Rep. Ray Cox is proving that old adage that a little information is a dangerous thing. In a recent blog he shares data from the State Auditor’s School Finance Report. He makes it sound as though things in Minnesota Schools are going along swimmingly except for the fact that across the state there are almost 12,000 fewer students enrolled. The decline in student enrollment has been predicted for some time. It is a result of the ‘baby boom’ bulge moving through the age groups. Most of the children of the baby boomers have now graduated. Ray is right in saying that declining enrollments hurt school budgets, but so does stingy investment from state government. Northfield’s student enrollment has had a tiny increase in spite of competition from Charter schools.
Form his reading of the Auditor’s report Rep. Cox makes the statement, “Teacher salaries went up 13.6% in districts over 1,000 students and 11.2% for all school districts and charter schools. During this same time period the benefits paid teachers as a percent of salary steadily increased, reaching 28% in 2004.” Rep. Cox fails to mention as the report does that inflation for this time period has increased 13.8% and an average teachers salary increased only 11.2% so over the time period teachers have seen a decline in earnings of -3.1%, while the cost to the district of benefits has increased by 12.4%. His read of the information implies that schools get enough money and teachers are generously compensated. To his credit Rep. Cox does mention the increasing cost of healthcare insurance as a major expenditure issue, though the Auditor’s report does not spell this out it does point out that the cost of benefits far out paces the cost of salaries. Rep. Cox did not read the report carefully and neglects to mention some of the pressures placed on school districts through Federal and State mandates in a time of declining enrollment and flat revenue increases. As a former School Board member I would expect greater understanding and a better reading of this data from Rep. Cox. It makes me wonder what purpose does it serve to argue that things are just fine when they are not.

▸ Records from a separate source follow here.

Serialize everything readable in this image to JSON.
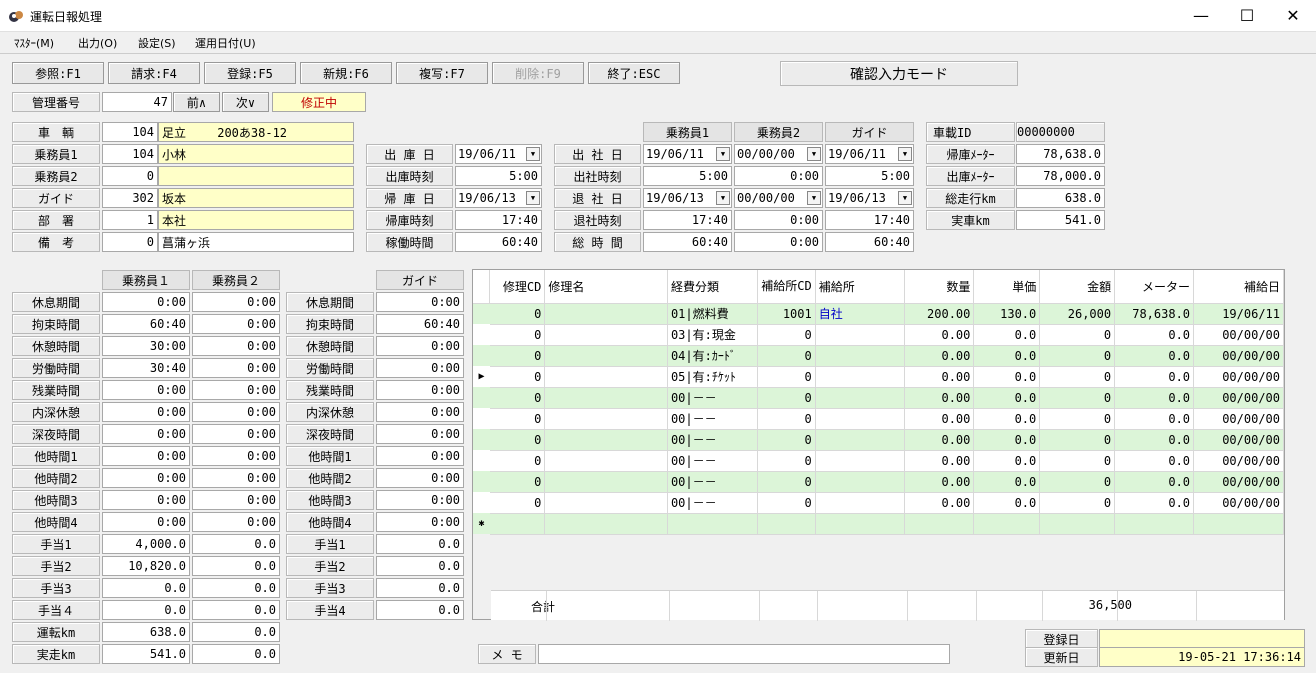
{
  "window": {
    "title": "運転日報処理",
    "min": "—",
    "max": "☐",
    "close": "✕"
  },
  "menu": [
    "ﾏｽﾀｰ(M)",
    "出力(O)",
    "設定(S)",
    "運用日付(U)"
  ],
  "toolbar": [
    {
      "label": "参照:F1"
    },
    {
      "label": "請求:F4"
    },
    {
      "label": "登録:F5"
    },
    {
      "label": "新規:F6"
    },
    {
      "label": "複写:F7"
    },
    {
      "label": "削除:F9",
      "disabled": true
    },
    {
      "label": "終了:ESC"
    }
  ],
  "mode_label": "確認入力モード",
  "kanri": {
    "label": "管理番号",
    "value": "47",
    "prev": "前∧",
    "next": "次∨",
    "status": "修正中"
  },
  "info": [
    {
      "label": "車　輌",
      "code": "104",
      "name": "足立　　 200あ38-12"
    },
    {
      "label": "乗務員1",
      "code": "104",
      "name": "小林"
    },
    {
      "label": "乗務員2",
      "code": "0",
      "name": ""
    },
    {
      "label": "ガイド",
      "code": "302",
      "name": "坂本"
    },
    {
      "label": "部　署",
      "code": "1",
      "name": "本社"
    },
    {
      "label": "備　考",
      "code": "0",
      "name": "菖蒲ヶ浜"
    }
  ],
  "depot": {
    "rows": [
      {
        "label": "出 庫 日",
        "value": "19/06/11",
        "combo": true
      },
      {
        "label": "出庫時刻",
        "value": "5:00"
      },
      {
        "label": "帰 庫 日",
        "value": "19/06/13",
        "combo": true
      },
      {
        "label": "帰庫時刻",
        "value": "17:40"
      },
      {
        "label": "稼働時間",
        "value": "60:40"
      }
    ]
  },
  "office": {
    "headers": [
      "乗務員1",
      "乗務員2",
      "ガイド"
    ],
    "rows": [
      {
        "label": "出 社 日",
        "values": [
          "19/06/11",
          "00/00/00",
          "19/06/11"
        ],
        "combo": true
      },
      {
        "label": "出社時刻",
        "values": [
          "5:00",
          "0:00",
          "5:00"
        ]
      },
      {
        "label": "退 社 日",
        "values": [
          "19/06/13",
          "00/00/00",
          "19/06/13"
        ],
        "combo": true
      },
      {
        "label": "退社時刻",
        "values": [
          "17:40",
          "0:00",
          "17:40"
        ]
      },
      {
        "label": "総 時 間",
        "values": [
          "60:40",
          "0:00",
          "60:40"
        ]
      }
    ]
  },
  "vehicle": {
    "id_label": "車載ID",
    "id_value": "00000000",
    "rows": [
      {
        "label": "帰庫ﾒｰﾀｰ",
        "value": "78,638.0"
      },
      {
        "label": "出庫ﾒｰﾀｰ",
        "value": "78,000.0"
      },
      {
        "label": "総走行km",
        "value": "638.0"
      },
      {
        "label": "実車km",
        "value": "541.0"
      }
    ]
  },
  "crew": {
    "headers": [
      "乗務員１",
      "乗務員２"
    ],
    "rows": [
      {
        "label": "休息期間",
        "v1": "0:00",
        "v2": "0:00"
      },
      {
        "label": "拘束時間",
        "v1": "60:40",
        "v2": "0:00"
      },
      {
        "label": "休憩時間",
        "v1": "30:00",
        "v2": "0:00"
      },
      {
        "label": "労働時間",
        "v1": "30:40",
        "v2": "0:00"
      },
      {
        "label": "残業時間",
        "v1": "0:00",
        "v2": "0:00"
      },
      {
        "label": "内深休憩",
        "v1": "0:00",
        "v2": "0:00"
      },
      {
        "label": "深夜時間",
        "v1": "0:00",
        "v2": "0:00"
      },
      {
        "label": "他時間1",
        "v1": "0:00",
        "v2": "0:00"
      },
      {
        "label": "他時間2",
        "v1": "0:00",
        "v2": "0:00"
      },
      {
        "label": "他時間3",
        "v1": "0:00",
        "v2": "0:00"
      },
      {
        "label": "他時間4",
        "v1": "0:00",
        "v2": "0:00"
      },
      {
        "label": "手当1",
        "v1": "4,000.0",
        "v2": "0.0"
      },
      {
        "label": "手当2",
        "v1": "10,820.0",
        "v2": "0.0"
      },
      {
        "label": "手当3",
        "v1": "0.0",
        "v2": "0.0"
      },
      {
        "label": "手当４",
        "v1": "0.0",
        "v2": "0.0"
      },
      {
        "label": "運転km",
        "v1": "638.0",
        "v2": "0.0"
      },
      {
        "label": "実走km",
        "v1": "541.0",
        "v2": "0.0"
      }
    ]
  },
  "guide": {
    "header": "ガイド",
    "rows": [
      {
        "label": "休息期間",
        "v": "0:00"
      },
      {
        "label": "拘束時間",
        "v": "60:40"
      },
      {
        "label": "休憩時間",
        "v": "0:00"
      },
      {
        "label": "労働時間",
        "v": "0:00"
      },
      {
        "label": "残業時間",
        "v": "0:00"
      },
      {
        "label": "内深休憩",
        "v": "0:00"
      },
      {
        "label": "深夜時間",
        "v": "0:00"
      },
      {
        "label": "他時間1",
        "v": "0:00"
      },
      {
        "label": "他時間2",
        "v": "0:00"
      },
      {
        "label": "他時間3",
        "v": "0:00"
      },
      {
        "label": "他時間4",
        "v": "0:00"
      },
      {
        "label": "手当1",
        "v": "0.0"
      },
      {
        "label": "手当2",
        "v": "0.0"
      },
      {
        "label": "手当3",
        "v": "0.0"
      },
      {
        "label": "手当4",
        "v": "0.0"
      }
    ]
  },
  "grid": {
    "headers": [
      "修理CD",
      "修理名",
      "経費分類",
      "補給所CD",
      "補給所",
      "数量",
      "単価",
      "金額",
      "メーター",
      "補給日"
    ],
    "rows": [
      [
        "0",
        "",
        "01|燃料費",
        "1001",
        "自社",
        "200.00",
        "130.0",
        "26,000",
        "78,638.0",
        "19/06/11"
      ],
      [
        "0",
        "",
        "03|有:現金",
        "0",
        "",
        "0.00",
        "0.0",
        "0",
        "0.0",
        "00/00/00"
      ],
      [
        "0",
        "",
        "04|有:ｶｰﾄﾞ",
        "0",
        "",
        "0.00",
        "0.0",
        "0",
        "0.0",
        "00/00/00"
      ],
      [
        "0",
        "",
        "05|有:ﾁｹｯﾄ",
        "0",
        "",
        "0.00",
        "0.0",
        "0",
        "0.0",
        "00/00/00"
      ],
      [
        "0",
        "",
        "00|－－",
        "0",
        "",
        "0.00",
        "0.0",
        "0",
        "0.0",
        "00/00/00"
      ],
      [
        "0",
        "",
        "00|－－",
        "0",
        "",
        "0.00",
        "0.0",
        "0",
        "0.0",
        "00/00/00"
      ],
      [
        "0",
        "",
        "00|－－",
        "0",
        "",
        "0.00",
        "0.0",
        "0",
        "0.0",
        "00/00/00"
      ],
      [
        "0",
        "",
        "00|－－",
        "0",
        "",
        "0.00",
        "0.0",
        "0",
        "0.0",
        "00/00/00"
      ],
      [
        "0",
        "",
        "00|－－",
        "0",
        "",
        "0.00",
        "0.0",
        "0",
        "0.0",
        "00/00/00"
      ],
      [
        "0",
        "",
        "00|－－",
        "0",
        "",
        "0.00",
        "0.0",
        "0",
        "0.0",
        "00/00/00"
      ]
    ],
    "current_marker": "▶",
    "new_marker": "✱",
    "total_label": "合計",
    "total_value": "36,500"
  },
  "memo": {
    "label": "メ モ",
    "value": ""
  },
  "registered": {
    "label": "登録日",
    "value": ""
  },
  "updated": {
    "label": "更新日",
    "value": "19-05-21 17:36:14"
  }
}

Some things the report mentions but does not analyze or explain are increases in minority and low-income students across the state, increases in special education spending, and class size (teacher/student ratio). The reason these are important is that under the mandates of NCLB it costs more to educate minority and low-income students. I in no way mean to suggest that we should not spend what it takes to do the right thing by these students but neither the State nor the Federal governments will admit this fact. The fact is that when one increases the cost of education without increasing revenues it forces districts to prioritize. The priorities get lost in averages and percents. Class sizes in some classes and subjects go up a great deal while others remain small to better serve those high risk populations (the law requires it) and the average makes it look as though schools are in good shape on paper.